Shea Frasier: Do you find that you love acting in comedies such as ‘Horrible Bosses 2’ or do you prefer a different genre of film or TV and are you looking to experiment in a different genre?

Jason Sudeikis: It all feels the same. We’re lucky to get to do any of it, much less all of it. No complaints over here.

Charlie Day: I haven’t met a lot of actors that really strongly prefer one thing or the other. Most actors are lucky to get to do it so it’s fun to do any of it. And in terms of exploring other things, yeah, you always want to try other things too.

Jason Sudeikis: Yeah, what do you got?

Riley Coven: You changed directors for the second movie and I was wondering what changes Sean Anders brought to the project, if any, and how was working with him?

Jason Sudeikis: It was great. Him and his writing partner John Morris are two of the best scriptwriters in Hollywood right now. They did a great job of rewriting “We’re the Millers” and it was like having two more writers on set with us and then there’s a whole chunk in the middle where it almost looks like a gosh darn Steven Soderbergh film that he had in his head. And then even the stuff of us starting the business, all the visual elements to it that feel like a Fincher movie, it’s like something right out of “Fight Club.”

Charlie Day: He walks a really good line of not completing reinventing it so that you don’t know what movie you’re watching and yet when it makes sense for the film to get a little more stylized he put a little more style into the second one and it fits the story. So I think he did a really good job that way.

Samantha Bandino: Is there anything creepy or different that your characters got to do in the sequel that became a part of it?

Jason Sudeikis: Yeah, every scene together. Which is a crazy notion that I couldn’t have enjoyed more. But the first movie we spent the first thirty minutes in each of our own little movie with our own horrible boss and in this one it’s just right off the bat all three sitting next to each other on a couch. That’s my answer.

Jason Bateman: We also got to do a little bit of green screen work which is when they shoot something in front of a big green piece of fabric that lets them put a different background in later so that was kind of an interesting part of the filmmaking process we didn’t do on the first one. More usually relegated to the big effects movies so that was neat to see that part of the process.

Charlie Day: And then we got to have a fourth…

Jason Sudeikis: Musketeer?

Charlie Day: Musketeer, in Chris Pine, for much of the movie and he brought a lot to it.

Jason Bateman: Brought a lot of hotness.

Charlie Day: He brought the looks.

Alan Fry: Alan, over from the Harvard Crimson here…

Charlie Day: Gotta drop the Harvard, you gotta drop it.

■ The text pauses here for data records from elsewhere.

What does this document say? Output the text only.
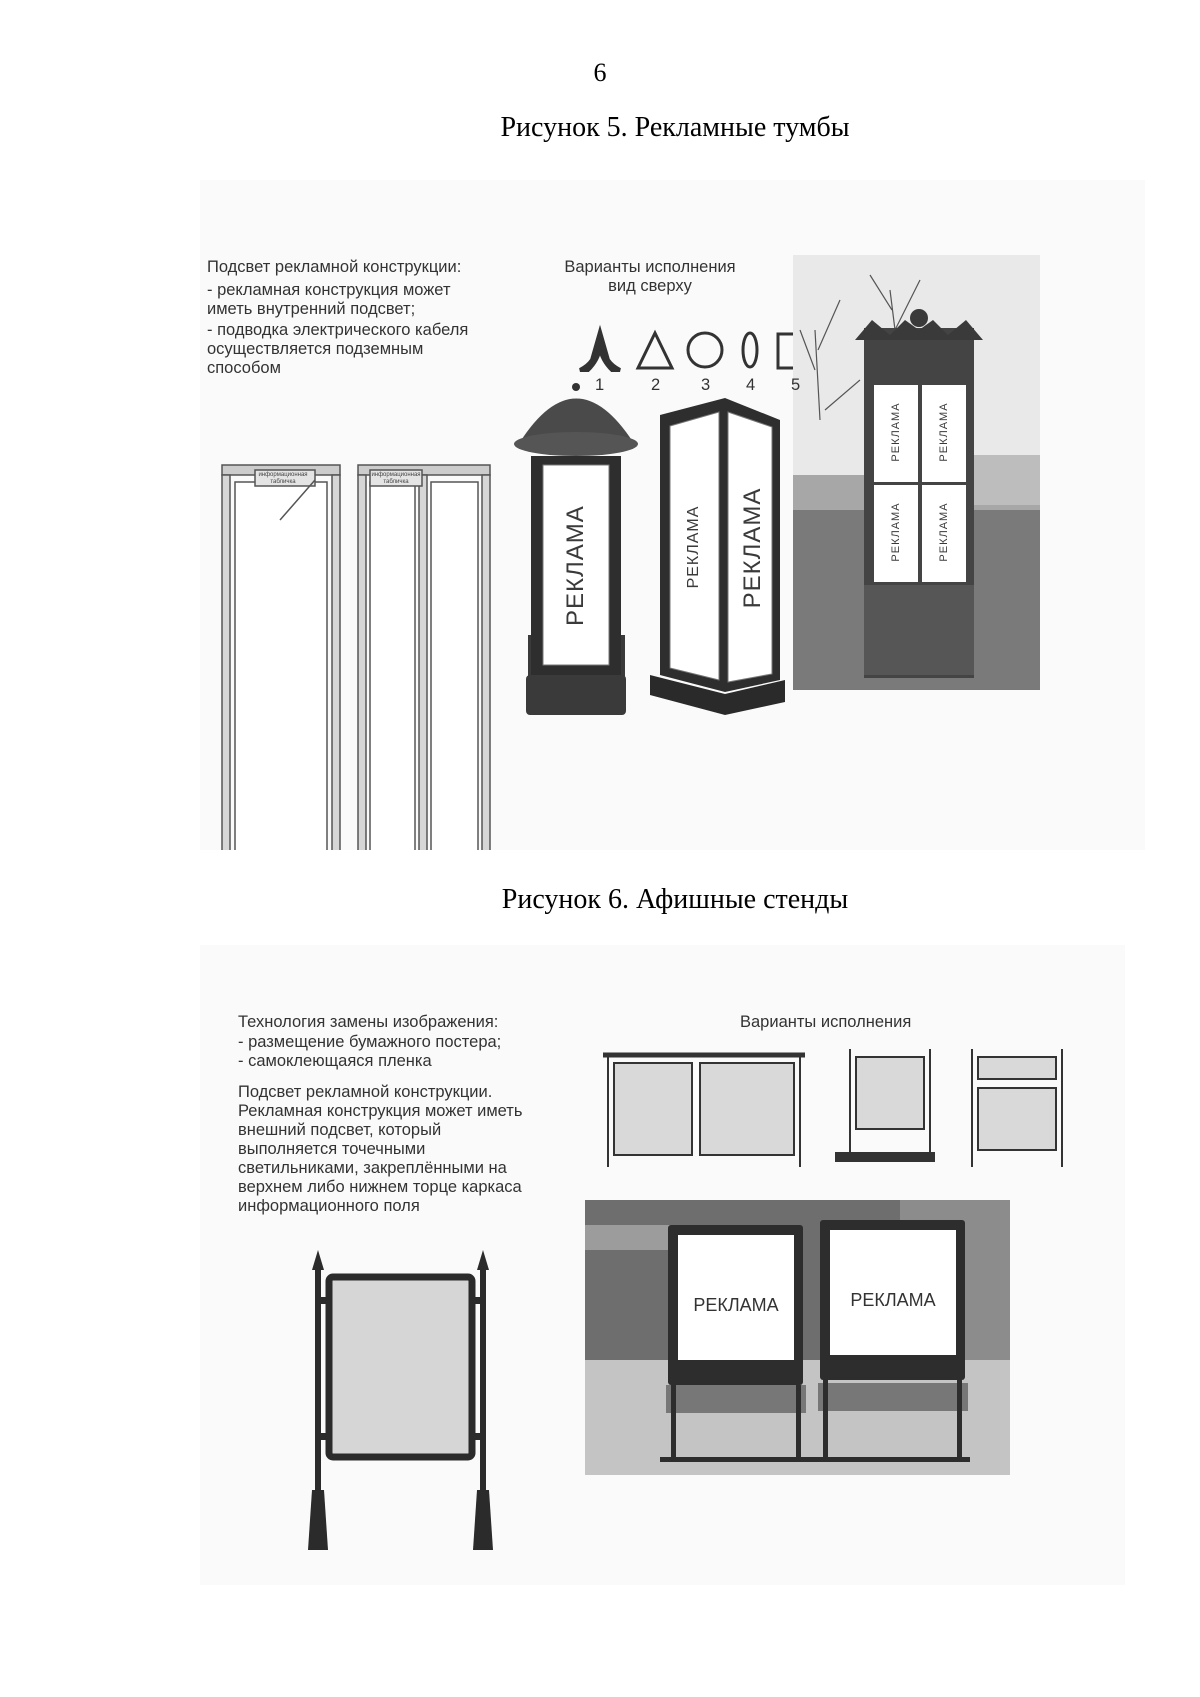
6
Рисунок 5. Рекламные тумбы
Подсвет рекламной конструкции:
- рекламная конструкция может
иметь внутренний подсвет;
- подводка электрического кабеля
осуществляется подземным
способом
Варианты исполнения
вид сверху
1	2 3 4 5
информационная табличка
информационная табличка
РЕКЛАМА	РЕКЛАМА РЕКЛАМА
РЕКЛАМА	РЕКЛАМА
РЕКЛАМА	РЕКЛАМА
Рисунок 6. Афишные стенды
Технология замены изображения:
- размещение бумажного постера;
- самоклеющаяся пленка
Подсвет рекламной конструкции.
Рекламная конструкция может иметь
внешний подсвет, который
выполняется точечными
светильниками, закреплёнными на
верхнем либо нижнем торце каркаса
информационного поля
Варианты исполнения
РЕКЛАМА	РЕКЛАМА
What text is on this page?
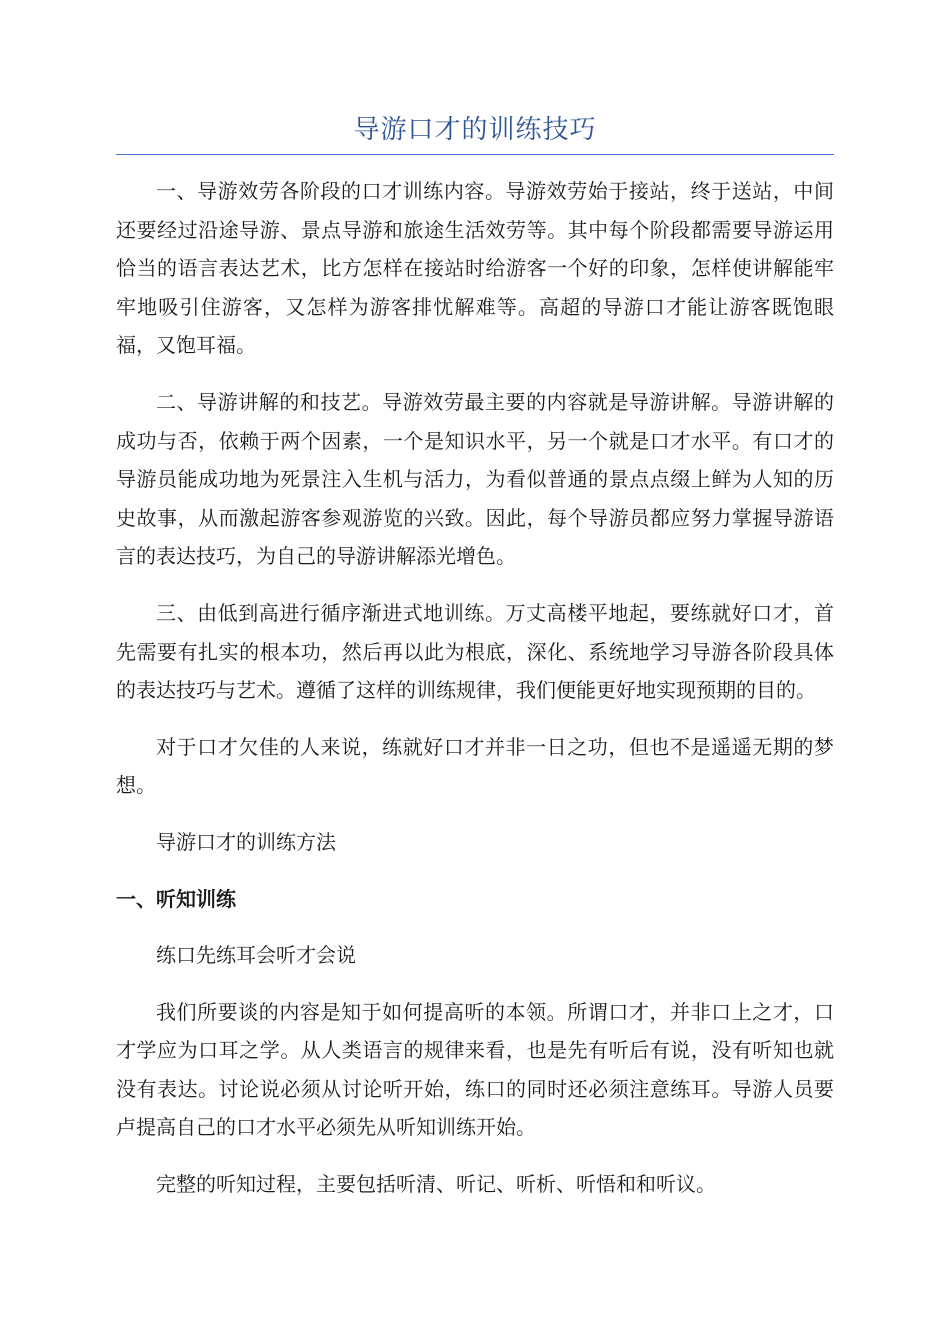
导游口才的训练技巧

一、导游效劳各阶段的口才训练内容。导游效劳始于接站，终于送站，中间还要经过沿途导游、景点导游和旅途生活效劳等。其中每个阶段都需要导游运用恰当的语言表达艺术，比方怎样在接站时给游客一个好的印象，怎样使讲解能牢牢地吸引住游客，又怎样为游客排忧解难等。高超的导游口才能让游客既饱眼福，又饱耳福。

二、导游讲解的和技艺。导游效劳最主要的内容就是导游讲解。导游讲解的成功与否，依赖于两个因素，一个是知识水平，另一个就是口才水平。有口才的导游员能成功地为死景注入生机与活力，为看似普通的景点点缀上鲜为人知的历史故事，从而激起游客参观游览的兴致。因此，每个导游员都应努力掌握导游语言的表达技巧，为自己的导游讲解添光增色。

三、由低到高进行循序渐进式地训练。万丈高楼平地起，要练就好口才，首先需要有扎实的根本功，然后再以此为根底，深化、系统地学习导游各阶段具体的表达技巧与艺术。遵循了这样的训练规律，我们便能更好地实现预期的目的。

对于口才欠佳的人来说，练就好口才并非一日之功，但也不是遥遥无期的梦想。

导游口才的训练方法

一、听知训练

练口先练耳会听才会说

我们所要谈的内容是知于如何提高听的本领。所谓口才，并非口上之才，口才学应为口耳之学。从人类语言的规律来看，也是先有听后有说，没有听知也就没有表达。讨论说必须从讨论听开始，练口的同时还必须注意练耳。导游人员要卢提高自己的口才水平必须先从听知训练开始。

完整的听知过程，主要包括听清、听记、听析、听悟和和听议。
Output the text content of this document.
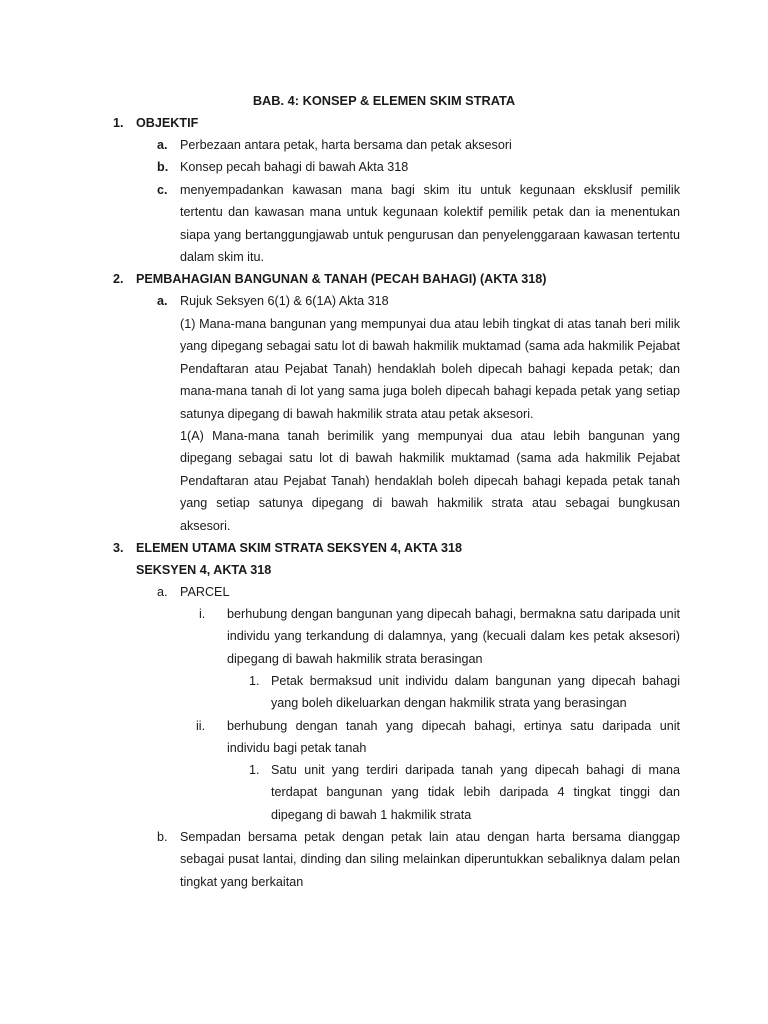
BAB. 4: KONSEP & ELEMEN SKIM STRATA
1. OBJEKTIF
a. Perbezaan antara petak, harta bersama dan petak aksesori
b. Konsep pecah bahagi di bawah Akta 318
c. menyempadankan kawasan mana bagi skim itu untuk kegunaan eksklusif pemilik
tertentu dan kawasan mana untuk kegunaan kolektif pemilik petak dan ia menentukan
siapa yang bertanggungjawab untuk pengurusan dan penyelenggaraan kawasan tertentu
dalam skim itu.
2. PEMBAHAGIAN BANGUNAN & TANAH (PECAH BAHAGI) (AKTA 318)
a. Rujuk Seksyen 6(1) & 6(1A) Akta 318
(1) Mana-mana bangunan yang mempunyai dua atau lebih tingkat di atas tanah beri milik
yang dipegang sebagai satu lot di bawah hakmilik muktamad (sama ada hakmilik Pejabat
Pendaftaran atau Pejabat Tanah) hendaklah boleh dipecah bahagi kepada petak; dan
mana-mana tanah di lot yang sama juga boleh dipecah bahagi kepada petak yang setiap
satunya dipegang di bawah hakmilik strata atau petak aksesori.
1(A) Mana-mana tanah berimilik yang mempunyai dua atau lebih bangunan yang
dipegang sebagai satu lot di bawah hakmilik muktamad (sama ada hakmilik Pejabat
Pendaftaran atau Pejabat Tanah) hendaklah boleh dipecah bahagi kepada petak tanah
yang setiap satunya dipegang di bawah hakmilik strata atau sebagai bungkusan
aksesori.
3. ELEMEN UTAMA SKIM STRATA SEKSYEN 4, AKTA 318
SEKSYEN 4, AKTA 318
a. PARCEL
i.	berhubung dengan bangunan yang dipecah bahagi, bermakna satu daripada unit
individu yang terkandung di dalamnya, yang (kecuali dalam kes petak aksesori)
dipegang di bawah hakmilik strata berasingan
1. Petak bermaksud unit individu dalam bangunan yang dipecah bahagi
yang boleh dikeluarkan dengan hakmilik strata yang berasingan
ii.	berhubung dengan tanah yang dipecah bahagi, ertinya satu daripada unit
individu bagi petak tanah
1. Satu unit yang terdiri daripada tanah yang dipecah bahagi di mana
terdapat bangunan yang tidak lebih daripada 4 tingkat tinggi dan
dipegang di bawah 1 hakmilik strata
b. Sempadan bersama petak dengan petak lain atau dengan harta bersama dianggap
sebagai pusat lantai, dinding dan siling melainkan diperuntukkan sebaliknya dalam pelan
tingkat yang berkaitan
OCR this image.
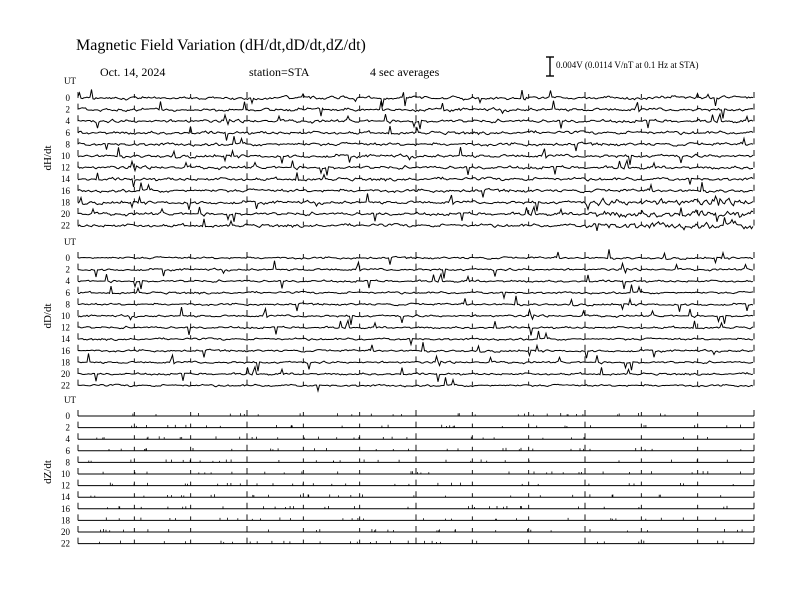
Magnetic Field Variation (dH/dt,dD/dt,dZ/dt)
Oct. 14, 2024	station=STA	4 sec averages	0.004V (0.0114 V/nT at 0.1 Hz at STA)
UT
dH/dt
0
2
4
6
8
10
12
14
16
18
20
22
UT
dD/dt
0
2
4
6
8
10
12
14
16
18
20
22
UT
dZ/dt
0
2
4
6
8
10
12
14
16
18
20
22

Jason Bateman: Yeah, I know your type!

Alan: In this movie you expanded the cast, like you said brought in Chris Pine for the most of the movie, Christoph Waltz, Kevin Spacey, Jonathan Banks, Keegan-Michael Key. What was it like working with all these guys?

Jason Bateman: It’s pretty cool, this is a big silly commercial studio comedy and when you can class it up with some Oscar winners, it becomes a really nice balanced cocktail I think. You know, everyone loves a properly mixed cocktail, am I right Harvard? So it was really cool to work with all those different people, everyone seemed to really understand what we were making and it made for a good time.

Jason Sudeikis: It’s really flattering to make the first one and have it exist and then when you’re making the second one to have people say, “Oh yeah, I want to be a part of that,” and so it’s so great of you to mention Keegan and Jonathan Banks, who was in one of my favorite movies of all time, “Beverly Hills Cop,” so to be in a movie with him is awesome and I’ve known Keegan forever, there’s a lot of Second City people in this movie and you love the fact that they want to come on board.

Charlie Day: Especially for a sequel where sometimes a sequel can lack the quote unquote, prestige, of the first movie and to get actors of that caliber and actresses is great.